Lockheed Martin Hack May Be Tip of Security Breach Iceberg
As first started leaking last week, Lockheed Martin seems to have been hacked.
Last weekend was bad for a very large U. S. defense contractor that uses SecureID tokens from RSA to provide two-factor authentication for remote VPN access to their corporate networks. Late on Sunday all remote access to the internal corporate network was disabled. All workers were told was that it would be down for at least a week. Folks who regularly telecommute were asked to come into nearby offices to work. Then earlier today (Wednesday) came word that everybody with RSA SecureID tokens would be getting new tokens over the next several weeks. Also, everybody on the network (over 100,000 people) would be asked to reset their passwords, which means admin files have probably been compromised.
What seems to have happened is hackers used information gotten in the RSA Data Security hack to try to break Lockheed’s own security–basically, Lockheed noticed that hackers were trying to use the keys they stole in March to open a bunch of locks at Lockheed. Lockheed appears to have discovered the effort and in response, started shutting down remote access on parts of its network.
Lockheed Martin, the Pentagon’s No. 1 supplier, is experiencing a major disruption to its computer systems that could be related to a problem with network security, a defense official and two sources familiar with the issue said on Thursday.

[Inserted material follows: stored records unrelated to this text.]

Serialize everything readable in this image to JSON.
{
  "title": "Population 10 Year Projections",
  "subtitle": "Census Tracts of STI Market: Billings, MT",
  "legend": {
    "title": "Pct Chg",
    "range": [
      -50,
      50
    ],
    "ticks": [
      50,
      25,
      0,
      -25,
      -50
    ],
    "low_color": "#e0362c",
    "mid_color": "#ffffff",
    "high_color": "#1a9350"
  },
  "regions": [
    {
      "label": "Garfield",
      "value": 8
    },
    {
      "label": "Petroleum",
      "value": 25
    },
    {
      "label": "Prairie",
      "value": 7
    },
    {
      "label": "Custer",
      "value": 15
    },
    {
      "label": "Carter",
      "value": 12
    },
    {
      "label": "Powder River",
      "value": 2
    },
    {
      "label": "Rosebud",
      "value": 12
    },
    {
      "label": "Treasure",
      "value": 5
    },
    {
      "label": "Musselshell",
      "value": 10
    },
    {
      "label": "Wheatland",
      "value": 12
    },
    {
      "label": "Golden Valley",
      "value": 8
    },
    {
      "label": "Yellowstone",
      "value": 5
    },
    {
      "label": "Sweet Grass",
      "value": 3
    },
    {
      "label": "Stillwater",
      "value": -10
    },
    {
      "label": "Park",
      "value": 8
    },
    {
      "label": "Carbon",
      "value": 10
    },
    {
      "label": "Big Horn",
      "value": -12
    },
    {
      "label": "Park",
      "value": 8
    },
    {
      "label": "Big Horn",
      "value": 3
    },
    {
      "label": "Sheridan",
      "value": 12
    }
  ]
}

Lockheed, the biggest provider of information technology to the U.S. government, is grappling with “major internal computer network problems,” said one of the sources who was not authorized to publicly discuss the matter.
The slowdown began on Sunday after security experts for the company detected an intrusion to the network, according to technology blogger Robert Cringely. He said it involved the use of SecurID tokens that employees use to access Lockheed’s internal network from outside its firewall,
Loren Thompson, chief operating officer of the Lexington Institute, and a consultant to Lockheed, said the company monitored every node on its vast global computer network from a large operations center in a Maryland suburb near Washington, D.C.
“If it sees signs that the network is being compromised by outsiders it will shut down whole sectors of the network to protect information,” Thompson said.
He said Lockheed had advanced networking monitoring tools that gave it a “much better understanding of their systems’ status than most other organizations, including the Department of Defense.”
In other words, Lockheed may have prevented a much bigger breach into their own systems. But the assumption of many is that other companies might not have noticed what Lockheed did. Stories on this hack all feature a list of other defense contractors–like Boeing and Raytheon and Northrup Grumman–who “decline to comment,” which might mean they’re scrambling to address the same problem Lockheed is, only trying to do so without all the bad PR. [cont’d.]
Now, most observers of this hack have suggested that the hackers–who might work for a state actors or some other sophisticated crime group–were after Lockheed’s war toy information (which partly explains why you’d ask Lockheed’s aerospace competitors if they’d been hacked too). But remember that Lockheed does a lot for the government besides build planes. Of particular note, they’re a huge NSA contractor. Maybe the hackers were after info on jet fighters, or maybe they were after the data and data collection programs our own government hides from its own citizens.
Which is all a reminder that, amidst the sound and fury directed at WikiLeaks (which after all shared important information with citizens who deserved to know it), there’s a whole lot more hacking we don’t learn the results of, hacking that either might result in others adopting our lethal technologies, or in third parties stealing the data we’re not even allowed to know.
Now, granted, Lockheed has far far better security than DOD’s SIPRNet does. At least they’re trying to protect their data. But it’s not clear they–or their counterparts–are entirely successful.